A property-based tax decreases housing affordability and also cuts into the mental pie of what a homeowner may be willing to serve up in additional taxes tied to their property. Such taxes are often collected as part of a mortgage payment but for those who own their homes outright it is a twice a year hit that is much harder to swallow than an extra penny on every $2 of taxable sales.
It is true that if your goal is to get to “x-amount” of dollars whatever way you go you will end up collecting the same whether it is an extra penny in every $2 spent or $50 twice a year on a tax bill. Many will see it as a tax regardless which is correct. But there are many people if you make the case for the need and they are willing to buy into it is self-defeating if you make it a bitter pill to swallow by putting in place a tax that has the looks of creating a hardship and actually does in some cases.
A lot of basic needs such as non-prepared food from a grocery store are not taxable. This is not lost on people on limited incomes such as those relying either 100 percent or to a large degree on Social Security. Their houses may be paid for but they are likely facing 2 percent annual property tax increases under Proposition 13 given Manteca’s growth and housing market. Adding a property tax to that means you likely won’t get the vote of people in such a position but it is also will make them more likely to work feverishly to defeat such a measure.
Given Manteca has a mega-region retailer such as Bass Pro where 98 percent of the taxable sales are made to people who do not reside in Manteca plus area draws such as Costco and the soon-to-break ground Living Spaces Furniture Store that will draw from nearby communities such as Lathrop and even Escalon and Ripon for the foreseeable future, the tax burden for more police and firefighters will be picked up partially by non-Manteca residents.
The basic California sales tax is 7.25 cents on the dollar of which a cent goes to the general fund of the city where the sales tax is collected San Joaquin County has a half sent Measure K transportation tax.
Manteca’s sales tax with the Measure M public safety tax included is 8.25 cents. That is the same as Tracy that also collects an additional half cent sales tax.

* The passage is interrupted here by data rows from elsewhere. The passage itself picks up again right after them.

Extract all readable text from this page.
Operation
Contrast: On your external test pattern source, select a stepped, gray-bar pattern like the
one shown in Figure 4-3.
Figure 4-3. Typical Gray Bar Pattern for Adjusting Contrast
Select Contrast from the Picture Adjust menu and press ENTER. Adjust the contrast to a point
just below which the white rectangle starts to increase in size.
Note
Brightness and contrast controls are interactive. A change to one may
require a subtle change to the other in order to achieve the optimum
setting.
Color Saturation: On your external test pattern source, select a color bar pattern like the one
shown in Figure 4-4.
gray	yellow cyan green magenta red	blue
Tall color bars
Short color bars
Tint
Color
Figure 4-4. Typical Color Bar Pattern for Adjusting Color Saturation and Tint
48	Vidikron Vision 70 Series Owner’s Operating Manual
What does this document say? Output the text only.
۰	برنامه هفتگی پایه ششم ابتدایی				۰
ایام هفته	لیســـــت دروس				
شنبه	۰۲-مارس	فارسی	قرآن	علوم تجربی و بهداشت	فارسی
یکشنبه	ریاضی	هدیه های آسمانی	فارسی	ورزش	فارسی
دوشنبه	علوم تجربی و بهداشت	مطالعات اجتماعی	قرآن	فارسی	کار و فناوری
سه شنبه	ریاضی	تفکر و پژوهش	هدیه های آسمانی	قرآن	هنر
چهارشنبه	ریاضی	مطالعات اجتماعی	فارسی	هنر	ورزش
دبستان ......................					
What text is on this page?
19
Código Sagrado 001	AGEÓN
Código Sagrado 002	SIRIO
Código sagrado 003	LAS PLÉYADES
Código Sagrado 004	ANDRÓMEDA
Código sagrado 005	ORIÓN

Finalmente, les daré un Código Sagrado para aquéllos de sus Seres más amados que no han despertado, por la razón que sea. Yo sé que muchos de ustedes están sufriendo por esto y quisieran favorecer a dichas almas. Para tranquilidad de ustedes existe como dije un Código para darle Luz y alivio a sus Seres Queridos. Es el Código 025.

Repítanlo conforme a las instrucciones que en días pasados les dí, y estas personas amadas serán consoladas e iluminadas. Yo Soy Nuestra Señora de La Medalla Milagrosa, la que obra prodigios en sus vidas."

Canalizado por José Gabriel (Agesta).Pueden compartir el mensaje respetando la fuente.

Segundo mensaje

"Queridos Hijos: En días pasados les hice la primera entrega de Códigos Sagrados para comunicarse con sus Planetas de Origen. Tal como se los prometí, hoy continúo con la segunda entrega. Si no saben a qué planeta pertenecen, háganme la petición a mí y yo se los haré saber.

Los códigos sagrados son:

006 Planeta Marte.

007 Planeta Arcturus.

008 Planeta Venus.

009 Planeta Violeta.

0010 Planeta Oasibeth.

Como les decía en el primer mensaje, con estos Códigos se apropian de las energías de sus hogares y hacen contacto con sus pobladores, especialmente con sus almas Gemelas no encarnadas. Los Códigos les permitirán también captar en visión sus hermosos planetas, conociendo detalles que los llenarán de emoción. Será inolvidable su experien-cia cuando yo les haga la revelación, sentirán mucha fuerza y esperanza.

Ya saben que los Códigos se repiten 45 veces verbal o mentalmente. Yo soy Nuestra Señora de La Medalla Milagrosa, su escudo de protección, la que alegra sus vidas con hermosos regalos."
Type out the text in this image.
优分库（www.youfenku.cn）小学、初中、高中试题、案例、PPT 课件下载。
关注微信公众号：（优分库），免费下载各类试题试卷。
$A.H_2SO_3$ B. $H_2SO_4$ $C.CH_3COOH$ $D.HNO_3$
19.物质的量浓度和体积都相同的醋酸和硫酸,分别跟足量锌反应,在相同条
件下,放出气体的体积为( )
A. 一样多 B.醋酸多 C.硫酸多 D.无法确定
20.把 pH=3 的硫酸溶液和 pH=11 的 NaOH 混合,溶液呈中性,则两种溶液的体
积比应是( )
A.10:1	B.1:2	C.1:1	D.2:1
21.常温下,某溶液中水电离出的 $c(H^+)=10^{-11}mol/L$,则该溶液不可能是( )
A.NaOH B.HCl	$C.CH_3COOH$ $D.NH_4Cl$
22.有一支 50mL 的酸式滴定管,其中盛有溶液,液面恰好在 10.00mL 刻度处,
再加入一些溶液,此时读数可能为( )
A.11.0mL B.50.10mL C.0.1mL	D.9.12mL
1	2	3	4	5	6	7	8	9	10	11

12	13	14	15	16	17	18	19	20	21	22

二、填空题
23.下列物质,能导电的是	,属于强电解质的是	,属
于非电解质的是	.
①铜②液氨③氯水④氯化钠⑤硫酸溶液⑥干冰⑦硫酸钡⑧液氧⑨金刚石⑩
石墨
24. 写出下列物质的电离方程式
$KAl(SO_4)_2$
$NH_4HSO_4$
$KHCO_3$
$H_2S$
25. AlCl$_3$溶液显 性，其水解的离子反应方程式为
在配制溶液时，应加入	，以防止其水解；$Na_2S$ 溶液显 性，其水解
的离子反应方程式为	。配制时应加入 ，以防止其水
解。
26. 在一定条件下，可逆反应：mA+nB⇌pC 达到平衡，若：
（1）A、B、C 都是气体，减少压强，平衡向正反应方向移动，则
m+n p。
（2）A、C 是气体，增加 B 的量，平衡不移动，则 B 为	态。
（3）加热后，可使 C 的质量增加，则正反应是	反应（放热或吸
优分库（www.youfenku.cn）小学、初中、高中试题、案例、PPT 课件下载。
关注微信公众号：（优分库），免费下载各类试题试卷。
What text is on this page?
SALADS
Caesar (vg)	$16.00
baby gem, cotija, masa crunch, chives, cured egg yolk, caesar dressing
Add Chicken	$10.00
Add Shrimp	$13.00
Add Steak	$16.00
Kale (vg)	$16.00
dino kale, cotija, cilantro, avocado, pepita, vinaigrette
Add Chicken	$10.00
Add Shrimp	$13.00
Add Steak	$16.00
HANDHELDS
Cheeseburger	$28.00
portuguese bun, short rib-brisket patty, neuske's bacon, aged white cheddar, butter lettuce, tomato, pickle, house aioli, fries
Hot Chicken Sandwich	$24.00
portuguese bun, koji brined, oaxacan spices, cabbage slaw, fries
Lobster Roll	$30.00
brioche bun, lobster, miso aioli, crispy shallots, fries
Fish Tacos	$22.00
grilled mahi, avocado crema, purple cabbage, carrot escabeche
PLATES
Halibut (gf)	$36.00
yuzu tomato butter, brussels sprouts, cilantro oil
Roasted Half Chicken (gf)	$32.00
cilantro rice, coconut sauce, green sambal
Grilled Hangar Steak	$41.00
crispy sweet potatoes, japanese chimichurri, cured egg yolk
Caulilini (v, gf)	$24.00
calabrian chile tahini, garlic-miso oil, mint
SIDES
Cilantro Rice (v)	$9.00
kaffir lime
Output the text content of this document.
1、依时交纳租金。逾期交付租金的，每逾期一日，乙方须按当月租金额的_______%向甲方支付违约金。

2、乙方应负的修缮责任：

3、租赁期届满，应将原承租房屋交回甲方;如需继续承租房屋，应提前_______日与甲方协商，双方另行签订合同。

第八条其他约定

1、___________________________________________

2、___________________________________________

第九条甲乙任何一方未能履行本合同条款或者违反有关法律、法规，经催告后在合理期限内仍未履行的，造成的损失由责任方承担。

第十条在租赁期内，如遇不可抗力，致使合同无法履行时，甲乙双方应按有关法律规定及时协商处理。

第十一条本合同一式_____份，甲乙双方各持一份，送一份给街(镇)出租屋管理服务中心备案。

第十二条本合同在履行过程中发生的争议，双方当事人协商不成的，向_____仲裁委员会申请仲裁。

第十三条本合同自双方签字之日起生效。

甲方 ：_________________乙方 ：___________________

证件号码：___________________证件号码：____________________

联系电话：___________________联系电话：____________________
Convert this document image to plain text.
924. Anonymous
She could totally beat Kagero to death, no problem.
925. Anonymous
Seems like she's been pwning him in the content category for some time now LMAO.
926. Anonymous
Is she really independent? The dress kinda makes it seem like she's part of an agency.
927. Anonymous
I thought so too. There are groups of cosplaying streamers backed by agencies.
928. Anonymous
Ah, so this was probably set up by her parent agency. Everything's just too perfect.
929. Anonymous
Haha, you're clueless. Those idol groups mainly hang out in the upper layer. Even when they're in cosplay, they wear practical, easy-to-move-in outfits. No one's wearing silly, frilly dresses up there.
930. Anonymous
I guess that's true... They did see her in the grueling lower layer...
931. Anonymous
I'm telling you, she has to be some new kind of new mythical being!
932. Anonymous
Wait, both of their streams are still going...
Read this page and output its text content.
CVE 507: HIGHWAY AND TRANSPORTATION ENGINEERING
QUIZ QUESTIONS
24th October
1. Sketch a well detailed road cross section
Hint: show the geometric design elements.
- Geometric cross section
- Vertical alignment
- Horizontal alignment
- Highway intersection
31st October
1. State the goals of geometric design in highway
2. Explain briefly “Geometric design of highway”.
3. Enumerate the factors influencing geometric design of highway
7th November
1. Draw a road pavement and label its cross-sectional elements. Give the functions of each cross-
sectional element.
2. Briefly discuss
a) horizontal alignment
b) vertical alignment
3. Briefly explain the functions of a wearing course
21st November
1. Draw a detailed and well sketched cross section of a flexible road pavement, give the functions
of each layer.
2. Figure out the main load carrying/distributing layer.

Lathrop collects an additional one cent making their sale tax higher than Manteca’s at 8.75 cents. Stockton’s is even higher at 9 cents as it includes an additional 1.25 cents collected by the city. Modesto — the only other major retail center in the area — has an additional local tax that brings their overall sales tax to 7.87 cents. Manteca adding a half cent sales tax would bump their rate up to 8.75 matching Lathrop’s rate.
You would be paying at that point a more robust sales tax in Manteca — 0.9 cents more per taxable dollar of sales than Modesto, 0.25 cents more than Tracy, the same as Lathrop, and 0.25 cents less than Stockton.
Pennies do add up.
But at the same time most of us devalue the penny — think of the last time you picked up one you saw on the sidewalk, do you toss them into the dish at cash registers after you get your change, or do you have 200 or so pennies that are laying around the house. Those 200 pennies would cover the added tax on $400 worth of taxable goods in Manteca if the sales tax rate was increased a half cent.
The Manteca council needs to look at all funding options and go with the one that makes the most sense and has the least impact in the pocketbooks of Manteca voters.